Let's just remind ourselves of Donald Trump's illustrious political history. This is a man who spent years as the most prominent advocate of the birther movement in order to solidify his popularity with the conservative fringe. Birtherism is not some wonkish right-wing approach to governance. It's not like pushing a flat tax or opposing the Export-Import Bank. It's one of the more nakedly racist memes of recent vintage. Trump's enthusiastic embrace of such a toxic—and stupid—theory should have been enough to get him ejected from polite society.

Of course, it didn't. Trump had some big advantages. He's a rich businessman, and even the most appalling rich businessmen routinely find their most repugnant comments excused away as colorful flamboyance, because being a rich businessman means that you have, by definition, become one of the greatest people in the universe.

Trump has also been able to traffic in the notion that, because he is a rich businessman, being like him will make you a rich businessman. He is wrong, of course, and there's ample evidence that he is not actually very good at business. But no matter—it's enough to keep the Donald Trump Ties churning out. (Why people would buy a Donald Trump mattress is another thing altogether; who in the universe sees "Donald Trump" and "bed" and thinks positive thoughts?) Most important, Trump is a fully paid-up member of the media elite, and the elite loves to protect its own. If you want to play a terrible game, look around for the number of people who, before deciding they finally have to criticize Trump for something he said, preface their comments by saying that he's a "friend."

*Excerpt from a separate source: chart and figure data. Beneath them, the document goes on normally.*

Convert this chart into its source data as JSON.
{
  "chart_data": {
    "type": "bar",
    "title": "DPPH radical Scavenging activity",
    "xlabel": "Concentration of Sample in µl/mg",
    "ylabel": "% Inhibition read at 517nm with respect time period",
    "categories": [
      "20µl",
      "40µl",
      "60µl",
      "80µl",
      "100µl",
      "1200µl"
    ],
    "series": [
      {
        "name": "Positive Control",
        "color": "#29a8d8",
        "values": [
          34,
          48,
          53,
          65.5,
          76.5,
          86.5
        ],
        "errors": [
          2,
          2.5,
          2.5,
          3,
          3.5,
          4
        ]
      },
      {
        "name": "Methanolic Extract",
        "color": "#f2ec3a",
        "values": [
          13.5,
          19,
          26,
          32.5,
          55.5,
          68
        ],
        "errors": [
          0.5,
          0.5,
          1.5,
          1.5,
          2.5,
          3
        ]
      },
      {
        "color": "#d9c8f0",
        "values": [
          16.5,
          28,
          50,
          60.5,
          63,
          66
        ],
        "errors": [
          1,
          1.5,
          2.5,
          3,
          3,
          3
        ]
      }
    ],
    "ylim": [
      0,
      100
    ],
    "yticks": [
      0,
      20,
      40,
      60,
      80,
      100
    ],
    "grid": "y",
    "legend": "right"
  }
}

One good example: "To @realDonaldTrump From a friend4life & admirer-Plz apologize for crude generalization of 11 million undocumented-It hurt many good people," Geraldo Rivera tweeted the other day.

And another: "You know that I am your friend and I think you are a brilliant businessman" was how Barbara Walters put it in 2012 before she lambasted Trump's birther comments.

It would appear that really running for president (instead of fake-running like he did last time) was the key difference, the thing that finally tipped Trump from "sure he said X but you gotta love the Donald" into "well, hmm, now that I think about it, that was an objectionable comment." If there's a chance you can get into an actual presidential debate, people start becoming a little more concerned. It would have been nice if the forces now arrayed against Trump hadn't needed such persuading, but there you go.

As for Trump: He must be worried that his 2016 campaign, which is at its core another moneymaking pursuit, is unexpectedly hurting his business interests more than anything else he's ever done. He's going to have to find some new brands to team up with. Luckily for him, there's always a healthy market in America for racist demagogues and wealthy bloviators, so he'll probably be just fine.